The 700 Club with Pat Robertson


Miracle at St. Anna

By David Kithcart
The 700 Club

CBN.comDAVID KITHCART (reporting): James McBride is an award-winning writer. His memoir, The Color of Water, the story of his mother’s life, sold over1.5 million copies and was on the New York Times bestseller list for more than two years.

McBride was a staff writer for The Washington Post, People magazine, and The Boston Globe. James has written scores for several musicals and songs for Anita baker, Grover Washington Jr., and even the PBS television character "Barney."

So, what does a best selling author and jazz musician do for an encore? He writes a book about miracles.

DAVID KITHCART: Your first book, The Color of Water, was non-fiction. What made you get into the realm of a fictional account of real events?

JAMES McBRIDE: Fiction makes your dreams come true, and, as a writer, fiction allows you to delve into the area of miracles.

DAVID KITHCART (reporting): James Mcbride’s latest book, Miracle at St. Anna, tells the story of the African-American soldiers in the segregated, all black 92nd Infantry while stationed in World War II Italy. They carried the name "buffalo soldiers" from the Old West when blacks served in the United States Cavalry.

DAVID KITHCART: Tell me how the whole idea for this book came about.

JAMES McBRIDE: When I was about 10 years old, my Uncle Henry used to sit in my father’s parlor and tell yarns about the war in Italy and how the Italians loved the Negro. When I got older, I became interested in what he was talking about. This was long after he’d passed away.

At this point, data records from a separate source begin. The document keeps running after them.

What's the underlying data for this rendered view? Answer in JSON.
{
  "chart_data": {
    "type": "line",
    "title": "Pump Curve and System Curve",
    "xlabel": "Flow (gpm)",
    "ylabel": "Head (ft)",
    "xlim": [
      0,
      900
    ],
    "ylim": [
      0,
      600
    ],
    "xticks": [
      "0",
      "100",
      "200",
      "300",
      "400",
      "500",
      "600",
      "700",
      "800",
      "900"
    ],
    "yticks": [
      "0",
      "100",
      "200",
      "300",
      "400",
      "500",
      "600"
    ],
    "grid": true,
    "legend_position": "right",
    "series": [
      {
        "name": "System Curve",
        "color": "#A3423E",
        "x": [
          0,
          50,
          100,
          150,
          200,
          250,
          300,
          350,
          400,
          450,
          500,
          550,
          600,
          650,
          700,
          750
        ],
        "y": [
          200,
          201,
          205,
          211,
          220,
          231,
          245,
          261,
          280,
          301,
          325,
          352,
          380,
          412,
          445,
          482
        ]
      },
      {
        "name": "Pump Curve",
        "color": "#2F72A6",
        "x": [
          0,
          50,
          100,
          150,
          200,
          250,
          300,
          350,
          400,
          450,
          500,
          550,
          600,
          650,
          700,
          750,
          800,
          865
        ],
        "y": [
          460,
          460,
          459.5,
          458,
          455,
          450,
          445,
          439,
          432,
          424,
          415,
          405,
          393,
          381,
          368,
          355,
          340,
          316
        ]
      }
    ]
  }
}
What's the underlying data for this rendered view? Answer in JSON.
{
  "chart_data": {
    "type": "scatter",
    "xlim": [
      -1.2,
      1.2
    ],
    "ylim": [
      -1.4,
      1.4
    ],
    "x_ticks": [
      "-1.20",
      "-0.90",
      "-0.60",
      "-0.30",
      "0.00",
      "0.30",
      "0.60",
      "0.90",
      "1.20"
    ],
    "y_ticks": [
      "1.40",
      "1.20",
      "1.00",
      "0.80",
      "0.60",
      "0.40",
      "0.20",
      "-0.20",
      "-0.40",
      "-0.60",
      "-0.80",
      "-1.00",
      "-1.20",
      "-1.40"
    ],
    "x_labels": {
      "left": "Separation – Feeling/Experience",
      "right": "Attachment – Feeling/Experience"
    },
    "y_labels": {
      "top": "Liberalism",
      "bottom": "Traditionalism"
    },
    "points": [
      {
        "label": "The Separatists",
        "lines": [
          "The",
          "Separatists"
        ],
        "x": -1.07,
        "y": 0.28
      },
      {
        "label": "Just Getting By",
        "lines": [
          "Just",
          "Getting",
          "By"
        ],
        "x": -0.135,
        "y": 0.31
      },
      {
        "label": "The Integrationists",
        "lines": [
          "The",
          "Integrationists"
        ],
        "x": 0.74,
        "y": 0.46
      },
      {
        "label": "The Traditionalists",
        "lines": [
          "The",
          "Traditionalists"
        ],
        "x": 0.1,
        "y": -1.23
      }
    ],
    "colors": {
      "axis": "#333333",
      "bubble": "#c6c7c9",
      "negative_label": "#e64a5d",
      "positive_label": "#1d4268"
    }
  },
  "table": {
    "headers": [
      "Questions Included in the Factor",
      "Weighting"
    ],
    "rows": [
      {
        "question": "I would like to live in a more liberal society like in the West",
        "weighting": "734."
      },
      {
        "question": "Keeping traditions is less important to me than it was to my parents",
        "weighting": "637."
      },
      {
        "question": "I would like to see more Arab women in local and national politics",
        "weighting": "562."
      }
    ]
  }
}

I went to the library and got a couple of books out and read about this invisible division, basically, of black soldiers who served under white commanders in Italy during World War II. I found a few and I started to interview them. I read a few more books, and I decided that there was a book there.

I studied Italian first, my wife and I, and then we moved to Italy and I studied the war from the perspective of the Italians, which was fascinating. Italy was in a civil war. People remember it was the Partisans vs. the Fascists and so forth, and the memories are still there.

I had to really wait before the book came. It was one of those things where every time I sat down to write, I was waiting for God to come into the room. He took His time this time, took a couple years actually. (laughs) Writing a novel is like you’re really walking blind. There’s a lot of faith involved.

Eventually, the story came. It came when I went to visit a church in Italy in a little town called St. Anna di Stazzema. It was a church where the Germans had killed several hundred Italian civilians. When I got there, I kind of found the book. I found the essence of the book in the sense that the book is about a miracle that takes place. That’s when God stepped into the room, if you will, and said, 'Here is your story. Now, you decide how to tell it. But this is what you’re really telling about.'

The book is basically about a little Italian boy who meets a giant Negro sharecropper from the South and they become friends. This friendship is really what the book is about. It’s not really about the war so much.

DAVID KITHCART: How do you go about delving into the divine and then bringing that into the work that you do?

JAMES McBRIDE: As the book reaches its apex, I needed a way to extract hope from the desperate circumstances that existed. The only answer to that was God, really. I just needed to figure out a way for Him to work the miracle. I knew that I wanted one of the characters, at the very end of his life, the last moment, to accept God. And in doing so, he creates an even greater miracle, and that’s why I call the book Miracle at St. Anna.

DAVID KITHCART: It’s not for the faint of heart.

JAMES McBRIDE: No, there are some unpleasant things, and some of the language is strong. But in the real world, this is what happens. Those who have served in the Army understand it. There are some extraordinarily unpleasant things that happen. In terms of the four characters, I think it’s important to show people that it doesn’t matter what color you are, what gender you are, if you find yourself in a position where the moral underpinnings are removed, then you and I, we all call on the same thing if we believe in the same set of principles, and that is we ask God to help us through.